Find positive integers a and b such that:

$\displaystyle \left(\sqrt[3]{a}+\sqrt[3]{b}-1 \right)^2=49+20\sqrt[3]{6}$

This one appears to be tough because it doesn't seem right to expand the left hand side and I have tried that but it lead me to nowhere closer to finding both integers values for a and b.

Also, I've tried to work on the right hand side as my effort revolved around rewriting it as the square of sum of two terms but this has not been a fruitful approach as well.
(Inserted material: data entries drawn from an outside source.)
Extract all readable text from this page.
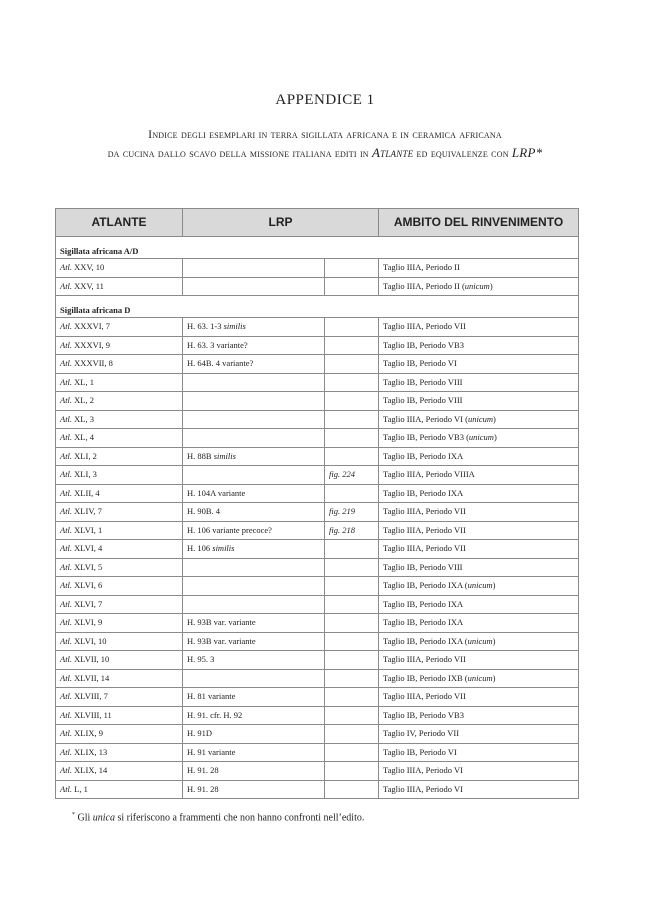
APPENDICE 1
Indice degli esemplari in terra sigillata africana e in ceramica africana
da cucina dallo scavo della missione italiana editi in Atlante ed equivalenze con LRP*
ATLANTE	LRP		AMBITO DEL RINVENIMENTO

Sigillata africana A/D			
Atl. XXV, 10			Taglio IIIA, Periodo II
Atl. XXV, 11			Taglio IIIA, Periodo II (unicum)

Sigillata africana D			
Atl. XXXVI, 7	H. 63. 1-3 similis		Taglio IIIA, Periodo VII
Atl. XXXVI, 9	H. 63. 3 variante?		Taglio IB, Periodo VB3
Atl. XXXVII, 8	H. 64B. 4 variante?		Taglio IB, Periodo VI
Atl. XL, 1			Taglio IB, Periodo VIII
Atl. XL, 2			Taglio IB, Periodo VIII
Atl. XL, 3			Taglio IIIA, Periodo VI (unicum)
Atl. XL, 4			Taglio IB, Periodo VB3 (unicum)
Atl. XLI, 2	H. 88B similis		Taglio IB, Periodo IXA
Atl. XLI, 3		fig. 224	Taglio IIIA, Periodo VIIIA
Atl. XLII, 4	H. 104A variante		Taglio IB, Periodo IXA
Atl. XLIV, 7	H. 90B. 4	fig. 219	Taglio IIIA, Periodo VII
Atl. XLVI, 1	H. 106 variante precoce?	fig. 218	Taglio IIIA, Periodo VII
Atl. XLVI, 4	H. 106 similis		Taglio IIIA, Periodo VII
Atl. XLVI, 5			Taglio IB, Periodo VIII
Atl. XLVI, 6			Taglio IB, Periodo IXA (unicum)
Atl. XLVI, 7			Taglio IB, Periodo IXA
Atl. XLVI, 9	H. 93B var. variante		Taglio IB, Periodo IXA
Atl. XLVI, 10	H. 93B var. variante		Taglio IB, Periodo IXA (unicum)
Atl. XLVII, 10	H. 95. 3		Taglio IIIA, Periodo VII
Atl. XLVII, 14			Taglio IB, Periodo IXB (unicum)
Atl. XLVIII, 7	H. 81 variante		Taglio IIIA, Periodo VII
Atl. XLVIII, 11	H. 91. cfr. H. 92		Taglio IB, Periodo VB3
Atl. XLIX, 9	H. 91D		Taglio IV, Periodo VII
Atl. XLIX, 13	H. 91 variante		Taglio IB, Periodo VI
Atl. XLIX, 14	H. 91. 28		Taglio IIIA, Periodo VI
Atl. L, 1	H. 91. 28		Taglio IIIA, Periodo VI
* Gli unica si riferiscono a frammenti che non hanno confronti nell’edito.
Do you guys have any idea on how I can solve this one, please?

Thanks in advance.

 

[MarkFL]

By the way, anemone has asked me to add that this problem appears in the British Math Olympiad 1993-2005 (round 2, Wednesday 23 February 2000) and can be found at:

http://cage.ugent.be/~hvernaev/Olympiade/UKMO93-05.pdf

Page 16, problem 3.

 

[Fernando Revilla]

Find positive integers a and b such that:

$\displaystyle \left(\sqrt[3]{a}+\sqrt[3]{b}-1 \right)^2=49+20\sqrt[3]{6}$

One way: expressing $\sqrt{49+20\sqrt[3]{6}}=\alpha +\beta \sqrt[3]{6}+\gamma \sqrt[3]{36}$ with $\alpha,\beta,\gamma\in\mathbb{Q}$ we get $\alpha=-1,\beta=\gamma=2$. Now, identifyng, we obtain $a=48,b=288$ (0r reciprocally).

P.S. For the first step, we have used that a basis of $\mathbb{Q}(\sqrt[3]{6})$ over $\mathbb{Q}$ is $B=\{1,\sqrt[3]{6},\sqrt[3]{36}\}$. I ignore if at Olympiad level the students cover some similar property (of course without using the theory of extension fields).